Comment 37 Mika Westerberg 2019-08-21 09:00:05 UTC
Created attachment 284551 [details]
Updated PCIe link delay  patch

Thanks for the log. So indeed the device is not yet accessible after the 100ms delay:

[   60.254340] xhci_hcd 0000:39:00.0: Refused to change power state, currently in D3, PMCSR=0xffff
[   60.257876] pcieport 0000:00:1c.0: PME: Spurious native interrupt!
[   60.257890] pcieport 0000:00:1c.0: PME: Spurious native interrupt!
[   60.274060] xhci_hcd 0000:39:00.0: second read, PMCSR=0x8100

I've attached an updated version of the link delay patch that probes for the downstream device once and if it is not accessible waits for another 100ms. This way we don't delay all downstream devices unnecessarily.

Can you try the patch on top of v5.3-rc5 and see if the xHCI stays alive after several iterations?
Comment 38 Kai-Heng Feng 2019-08-21 10:13:39 UTC
(In reply to Mika Westerberg from comment #37)
> Created attachment 284551 [details]
> Updated PCIe link delay  patch
> 
> Thanks for the log. So indeed the device is not yet accessible after the
> 100ms delay:
> 
> [   60.254340] xhci_hcd 0000:39:00.0: Refused to change power state,
> currently in D3, PMCSR=0xffff
> [   60.257876] pcieport 0000:00:1c.0: PME: Spurious native interrupt!
> [   60.257890] pcieport 0000:00:1c.0: PME: Spurious native interrupt!
> [   60.274060] xhci_hcd 0000:39:00.0: second read, PMCSR=0x8100
> 
> I've attached an updated version of the link delay patch that probes for the
> downstream device once and if it is not accessible waits for another 100ms.
> This way we don't delay all downstream devices unnecessarily.
> 
> Can you try the patch on top of v5.3-rc5 and see if the xHCI stays alive
> after several iterations?

Yes, this patch solves the issue. xHCI works every time.

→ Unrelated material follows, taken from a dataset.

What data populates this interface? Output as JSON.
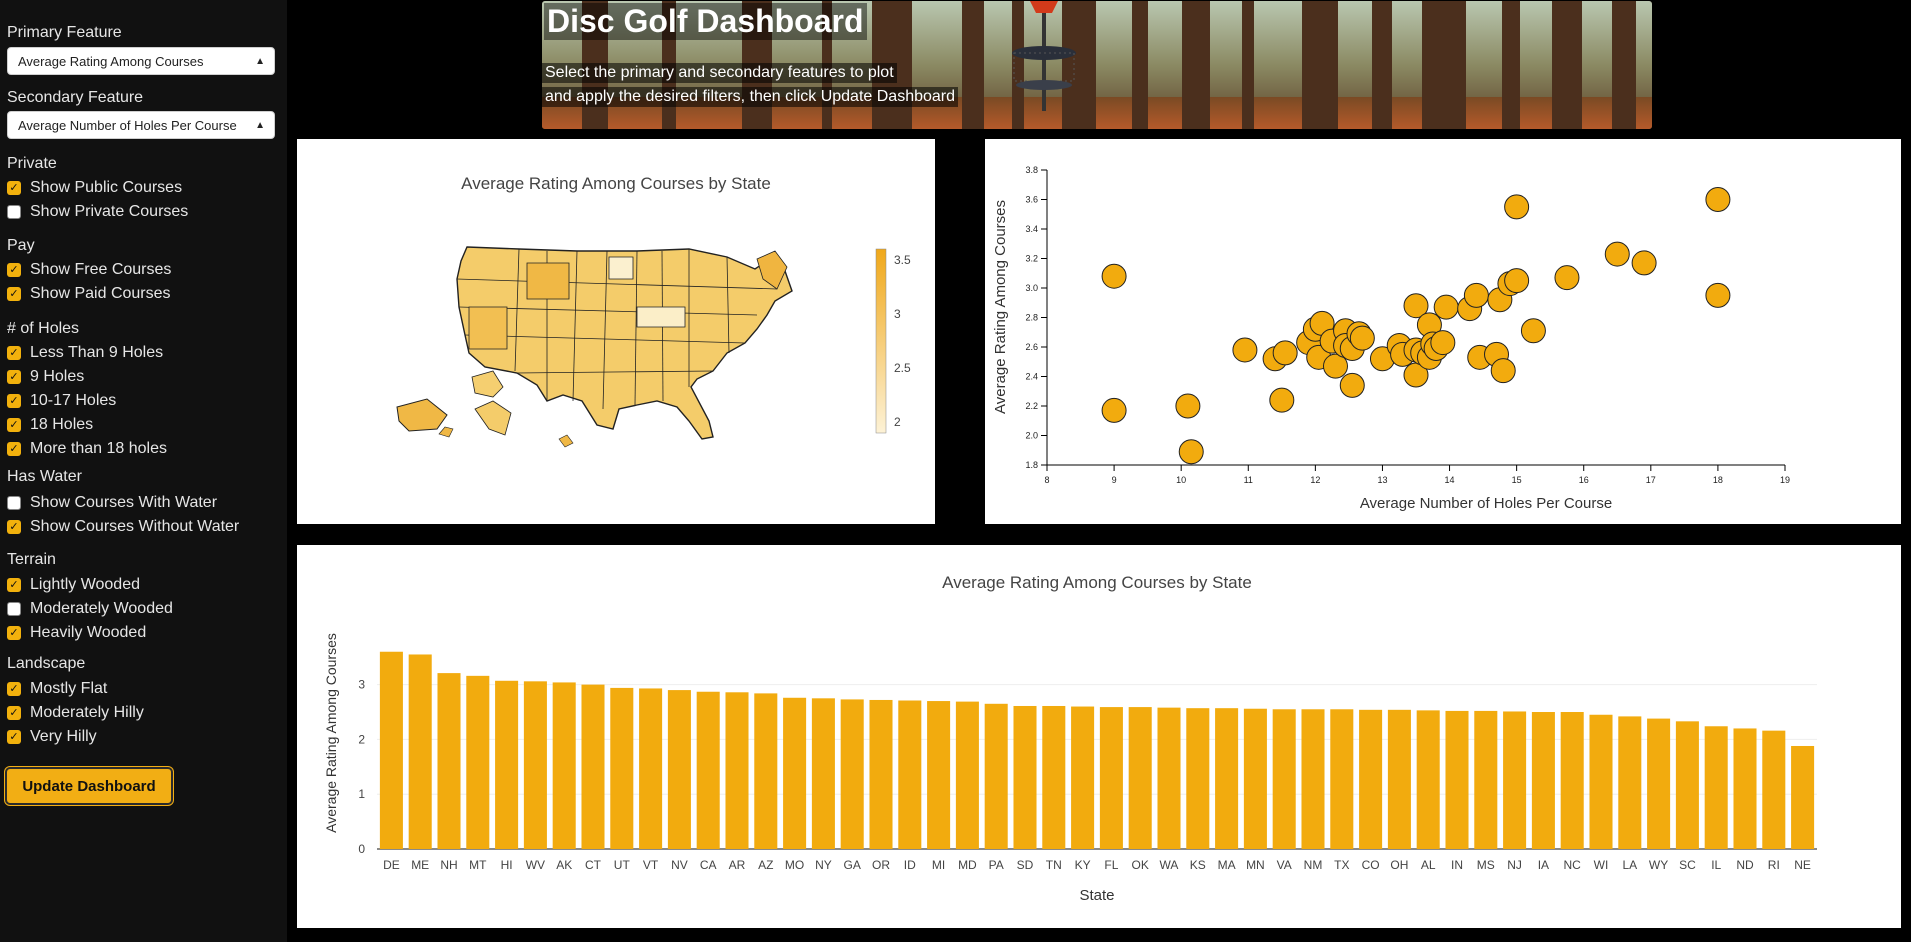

Please collect my tested-by:
Tested-by: Kai-Heng Feng <kai.heng.feng@canonical.com>
Comment 39 Mika Westerberg 2019-08-21 12:50:14 UTC
Thanks for testing. I just sent the patch upstream:

https://lore.kernel.org/linux-pci/20190821124519.71594-1-mika.westerberg@linux.intel.com/

Let's see how it goes.
Comment 40 Kent Lin 2019-10-14 06:16:42 UTC
Hi Mika,

Any good news on and patch upstream?
If there is anything we could help please let us know. Thank you.
Comment 41 Mika Westerberg 2019-10-21 10:24:40 UTC
Hi,

There is a new version of the patch here:

  https://lore.kernel.org/linux-pci/20191004123947.11087-1-mika.westerberg@linux.intel.com/

So far I haven't got any comments from the PCI maintainer though.